Implementation:Vllm project Vllm AIter Ops
| Knowledge Sources | |
|---|---|
| Domains | ROCm, GPU_Acceleration, Inference |
| Last Updated | 2026-02-08 00:00 GMT |
Overview
Provides ROCm AITER (AMD Inference Technology for Enhanced Runtime) operations that wrap optimized AMD GPU kernels for attention, matrix multiplication, quantization, and Mixture-of-Experts computations.
Description
_aiter_ops.py is the central integration point for AMD's AITER library within vLLM. It registers custom torch operations (via direct_register_custom_op) that delegate to hardware-optimized kernels for ROCm platforms with gfx9 architecture (e.g., MI300X). The file provides implementations for fused MoE (Mixture-of-Experts), assembly-optimized MoE, top-k softmax, paged attention (both CK and ASM variants), RMSNorm, FP8 quantization, batched matrix multiplication, and MLA (Multi-head Latent Attention) sparse attention operations.

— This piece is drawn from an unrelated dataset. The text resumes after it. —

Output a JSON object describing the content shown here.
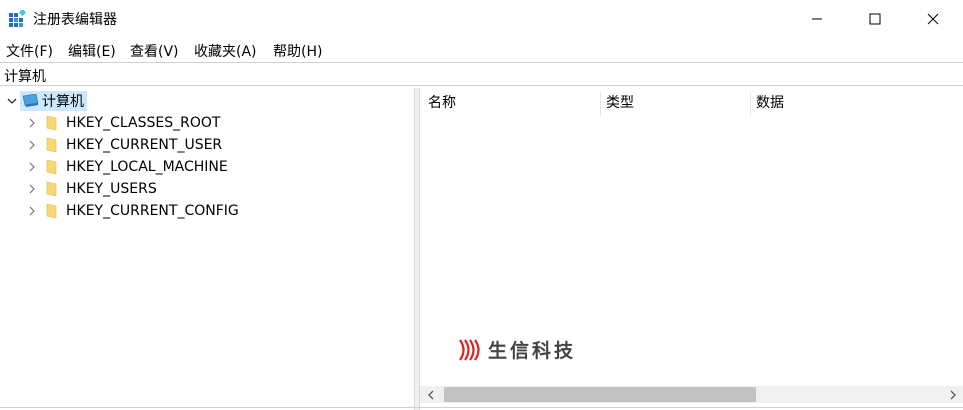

Each operation has both a real implementation (calling the aiter library) and a "fake" implementation that returns correctly-shaped empty tensors for torch.compile graph tracing. Platform availability is checked via is_aiter_found_and_supported() which validates ROCm platform, gfx9 architecture, and library presence.
Usage
This module is used internally by vLLM's model execution layers when running on AMD GPUs. Operations are registered as custom torch ops and invoked through vLLM's attention backends and MoE layers. The VLLM_ROCM_USE_AITER and related environment variables (e.g., VLLM_ROCM_USE_AITER_LINEAR, VLLM_ROCM_USE_AITER_MOE) control which optimizations are enabled.
Code Reference
Source Location
- Repository: vllm
- File: vllm/_aiter_ops.py
- Lines: 1-1738
Signature
def is_aiter_found() -> bool: ...
def is_aiter_found_and_supported() -> bool: ...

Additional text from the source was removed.